Zubereitung ZUBEREITUNGSZEIT: 20 MIN. | RUHEZEIT: 24 STD.

Die Zwiebeln
Die Zwiebeln schälen und in kleine Würfel schneiden. Den Rohzucker in einer Pfanne karamellisieren lassen. Die Zwiebeln leicht unterrühren und das Öl hinzugeben. So lange braten bis diese schön glasig. Die Zwiebeln nach dem Braten gut auskühlen lassen. Nun den Rest der Zutaten mit den Zwiebeln in eine Schüssel geben und zu einem geschmeidigen Teig verkneten.

Ruhezeit
Der Teig ruht nun 24 Stunden. Wobei dieser alle 8 Stunden aufgezogen, sprich gefaltet und gedehnt wird. Nach 16 Stunden Ruhezeit muss man mit Teig etwas vorsichtiger umgehen, da er schon sehr aufgegangen ist und man den entstandenen Sauerstoff im Brot behalten möchte. Nach 24 Stunden wird der Teig auf eine bemehlte Arbeitsfläche gegeben und in Form gebracht. Der Brotteigling reift nun über Kopf im Gärkörbchen. Wenn ihr keins habt, ist es auch nicht schlimm. Ihr könnt auch eine normale Schüssel nehmen und diese mit einem Leinentuch auslegen. So darf der Teigling noch eine Stunde ruhen, bevor dieser in den Ofen kommt.

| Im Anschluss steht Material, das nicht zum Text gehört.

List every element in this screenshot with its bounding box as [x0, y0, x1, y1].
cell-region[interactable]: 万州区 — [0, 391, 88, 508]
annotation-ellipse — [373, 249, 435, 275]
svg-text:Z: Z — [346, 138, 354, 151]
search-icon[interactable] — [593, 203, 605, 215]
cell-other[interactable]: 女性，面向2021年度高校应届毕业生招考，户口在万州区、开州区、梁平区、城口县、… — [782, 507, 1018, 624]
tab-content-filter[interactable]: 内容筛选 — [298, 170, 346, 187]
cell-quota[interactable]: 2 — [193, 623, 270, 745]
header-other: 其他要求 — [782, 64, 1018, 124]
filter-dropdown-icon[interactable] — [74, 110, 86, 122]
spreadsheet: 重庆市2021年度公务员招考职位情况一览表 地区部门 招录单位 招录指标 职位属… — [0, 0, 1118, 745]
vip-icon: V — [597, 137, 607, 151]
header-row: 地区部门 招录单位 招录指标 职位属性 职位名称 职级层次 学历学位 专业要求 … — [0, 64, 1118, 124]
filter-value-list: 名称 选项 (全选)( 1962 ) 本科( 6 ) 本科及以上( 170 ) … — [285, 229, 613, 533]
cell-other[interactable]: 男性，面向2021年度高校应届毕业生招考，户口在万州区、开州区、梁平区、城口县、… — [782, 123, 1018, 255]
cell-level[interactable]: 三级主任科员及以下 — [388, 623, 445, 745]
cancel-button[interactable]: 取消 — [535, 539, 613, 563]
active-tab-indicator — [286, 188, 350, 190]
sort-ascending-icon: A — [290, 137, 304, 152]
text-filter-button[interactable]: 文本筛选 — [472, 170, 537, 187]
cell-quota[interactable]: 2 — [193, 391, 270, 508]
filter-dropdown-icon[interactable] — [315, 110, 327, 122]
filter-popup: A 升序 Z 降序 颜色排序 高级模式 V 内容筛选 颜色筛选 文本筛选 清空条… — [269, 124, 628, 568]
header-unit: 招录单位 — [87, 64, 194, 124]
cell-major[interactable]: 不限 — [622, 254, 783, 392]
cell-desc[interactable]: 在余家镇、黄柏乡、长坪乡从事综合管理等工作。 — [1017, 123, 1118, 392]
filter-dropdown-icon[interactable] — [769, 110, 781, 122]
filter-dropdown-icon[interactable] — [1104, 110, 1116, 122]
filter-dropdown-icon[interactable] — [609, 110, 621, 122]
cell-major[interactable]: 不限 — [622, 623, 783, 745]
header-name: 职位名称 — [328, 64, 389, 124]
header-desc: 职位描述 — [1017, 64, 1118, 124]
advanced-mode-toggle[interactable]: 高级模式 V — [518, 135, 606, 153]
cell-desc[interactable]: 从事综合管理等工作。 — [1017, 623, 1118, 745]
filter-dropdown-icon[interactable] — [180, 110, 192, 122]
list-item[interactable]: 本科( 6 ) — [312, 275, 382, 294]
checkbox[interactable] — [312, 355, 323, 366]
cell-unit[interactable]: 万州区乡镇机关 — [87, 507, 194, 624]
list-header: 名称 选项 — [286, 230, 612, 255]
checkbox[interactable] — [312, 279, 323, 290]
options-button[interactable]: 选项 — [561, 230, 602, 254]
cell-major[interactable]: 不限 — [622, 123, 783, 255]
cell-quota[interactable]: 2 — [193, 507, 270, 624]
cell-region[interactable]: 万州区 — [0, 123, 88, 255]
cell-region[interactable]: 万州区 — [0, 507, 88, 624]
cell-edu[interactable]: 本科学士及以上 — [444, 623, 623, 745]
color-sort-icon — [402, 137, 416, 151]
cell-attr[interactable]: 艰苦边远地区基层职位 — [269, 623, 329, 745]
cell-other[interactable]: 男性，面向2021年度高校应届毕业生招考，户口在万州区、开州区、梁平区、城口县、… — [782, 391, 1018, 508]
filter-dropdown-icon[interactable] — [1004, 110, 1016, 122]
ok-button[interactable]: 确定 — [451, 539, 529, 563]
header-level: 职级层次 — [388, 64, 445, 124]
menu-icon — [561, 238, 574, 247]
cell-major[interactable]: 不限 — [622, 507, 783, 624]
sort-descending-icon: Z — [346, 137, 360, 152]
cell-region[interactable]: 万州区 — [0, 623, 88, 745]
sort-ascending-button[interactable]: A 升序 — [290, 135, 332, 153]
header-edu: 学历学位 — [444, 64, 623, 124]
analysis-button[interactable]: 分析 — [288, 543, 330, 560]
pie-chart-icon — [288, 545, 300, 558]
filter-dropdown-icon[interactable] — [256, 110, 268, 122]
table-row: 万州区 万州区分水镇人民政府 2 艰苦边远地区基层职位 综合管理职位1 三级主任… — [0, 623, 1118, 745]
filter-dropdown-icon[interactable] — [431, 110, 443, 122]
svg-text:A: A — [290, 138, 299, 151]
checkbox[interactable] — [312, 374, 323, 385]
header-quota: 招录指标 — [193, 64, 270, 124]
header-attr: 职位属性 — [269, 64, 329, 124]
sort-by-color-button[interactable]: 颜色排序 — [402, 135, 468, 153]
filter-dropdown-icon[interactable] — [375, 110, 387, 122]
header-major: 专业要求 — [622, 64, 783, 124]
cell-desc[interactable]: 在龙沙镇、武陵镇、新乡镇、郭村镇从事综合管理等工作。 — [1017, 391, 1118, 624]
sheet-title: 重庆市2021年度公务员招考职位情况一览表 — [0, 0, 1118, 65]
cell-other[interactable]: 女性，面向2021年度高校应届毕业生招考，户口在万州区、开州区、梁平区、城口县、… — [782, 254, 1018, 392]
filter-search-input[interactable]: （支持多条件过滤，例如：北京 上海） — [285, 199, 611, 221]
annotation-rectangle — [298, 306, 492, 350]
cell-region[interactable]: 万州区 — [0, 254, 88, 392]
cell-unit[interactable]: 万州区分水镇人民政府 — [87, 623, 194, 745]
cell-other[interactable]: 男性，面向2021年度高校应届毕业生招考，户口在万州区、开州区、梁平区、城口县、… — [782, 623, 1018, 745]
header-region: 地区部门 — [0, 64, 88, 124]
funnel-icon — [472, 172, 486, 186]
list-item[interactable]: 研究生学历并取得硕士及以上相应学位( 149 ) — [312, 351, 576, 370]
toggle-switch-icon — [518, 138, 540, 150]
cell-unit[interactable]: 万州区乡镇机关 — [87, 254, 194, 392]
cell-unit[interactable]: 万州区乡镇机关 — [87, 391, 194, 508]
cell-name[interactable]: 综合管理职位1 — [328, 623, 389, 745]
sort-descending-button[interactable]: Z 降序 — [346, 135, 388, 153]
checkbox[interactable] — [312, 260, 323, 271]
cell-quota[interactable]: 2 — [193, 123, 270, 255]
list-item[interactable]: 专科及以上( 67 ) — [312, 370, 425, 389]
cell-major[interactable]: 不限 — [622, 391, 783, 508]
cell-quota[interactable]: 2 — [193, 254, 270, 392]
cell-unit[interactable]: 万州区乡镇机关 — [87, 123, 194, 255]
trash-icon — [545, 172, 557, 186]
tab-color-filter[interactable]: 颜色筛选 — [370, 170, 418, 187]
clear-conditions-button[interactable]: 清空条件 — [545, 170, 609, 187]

Ofen vorheizen nicht vergessen
Während der Teig reift, den Ofen mit dem gusseisernen Topf auf 250 °C Ober-/Unterhitze vorheizen. Anschließend den Teigling auf ein Backpapier vorsichtig legen und dieses in den Topf geben. Das Brot wird nun bei 230 °C 35 Minuten mit geschlossenem Deckel gebacken. Den Deckel abnehmen und weitere 10 Minuten backen.
Zum Auskühlen wird das Brot aus dem Topf auf ein Kuchengitter gesetzt.